Du Bos Charles

"Les Approximations de Charles Du Bos, c’est une collection d’Essais sur Valéry, Madame de Noailles, Gide, Proust, Amiel, Flaubert, Baudelaire, Bourget. Pareille constellation donne à cette collection d’essais une note temporelle. Mais si c’est l’actualité littéraire qui a fourni l’occasion de ces études, ce livre représente une attitude parfaitement inactuelle, dans le meilleur sens du mot. Pour peu que nous nous plongions dans cette lecture, nous nous sentons enveloppés de calme et de recueillement. C’est l’atmosphère de la contemplation.

M. Ernst-Robert Curtius explique ce terme emprunté à la vie mystique.

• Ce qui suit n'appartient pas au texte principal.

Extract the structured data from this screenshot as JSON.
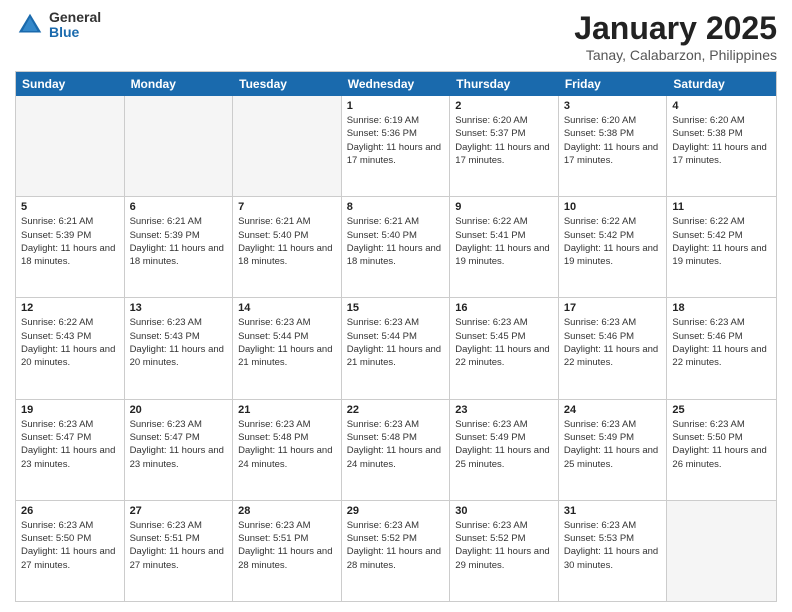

La critique européenne se tient ordinairement sur le plan de l’intelligence discursive. Finesse psychologique, intelligence nuancée, compréhension artistique très développée, telles sont les qualités fondamentales de cette critique, en particulier de la critique française, de Sainte-Beuve à Thibaudet.

La critique de Charles Du Bos est d’une tout autre sorte. Elle a sa source, non pas dans l’intelligence analytique, mais dans une expérience intérieure d’espèce métaphysique, dans cet événement vécu que le chrétien nomme l’attouchement de la grâce, le mystique, l’illumination, l’artiste, la vision, le philosophe, l’intuition. Tous ces phénomènes ont un élément commun : la conscience d’une élévation soudaine, d’un brusque enlèvement, d’une véritable transmigration de l’âme, qui lui révèle une nouvelle science, lui dévoile une nouvelle réalité; c’est cet événement que Du Bos décrit sous le nom d’exaltation. […] Cette exaltation est d’une haute valeur et doit être mise sur le même rang que celle que Proust a donné de la création artistique.

Chez Charles Du Bos, la critique littéraire devient le moyen d’exprimer une expérience intime de l’art, qui s’abreuve aux sources mêmes de cette exaltation. Elle nous donne la possibilité rare et précieuse de considérer la littérature française à travers une rare spiritualité extra-française (M. Ernst Curtius a montré précédemment que cette spiritualité jaillissait moins spontanément dans la littérature française que dans la littérature anglaise).

Mais une pareille critique aura grand peine à se faire apprécier à son vrai mérite par la critique sociale. La seule forme qui convienne de façon entièrement adéquate à cette critique est peut-être le « Journal ». Les notations d’Amiel, Mon cœur mis à nu de Baudelaire, sont dans cette direction. Le Journal inédit de Charles Du Bos nous réserve des trésors spirituels.

L’essai tel qu’il le manie, est une œuvre d’art qui prend forme en émergeant, pour ainsi dire, du courant d’une méditation continuellement intérieure, telle qu’elle se dépeint au cours d’un Journal intellectuel. Ces Essais ne s’adressent qu’à des lecteurs dont l’intention est de suivre juqu’au bout l’auteur dans ses efforts pour ramifier et sonder toujours plus avant la pensée. L’homme pressé ne saura qu’en faire. Ils lui paraîtront beaucoup trop subtils. Ce qu’il veut, ce sont des résultats, et il ne trouvera là que des Approximations. Mais ce qui fait justement la beauté toute particulière de ces essais, c’est que le critique exige de nous cette noble tension de l’esprit dans laquelle on ne pourra jamais forcer la porte de la « House Beautiful ». (D’après Ernst-Robert Curtius, La Revue Nouvelle, 15 juillet-15 août 1926)"

Chronique des lettres françaises, nos 23-24, septembre-décembre 1926, p. 785-786.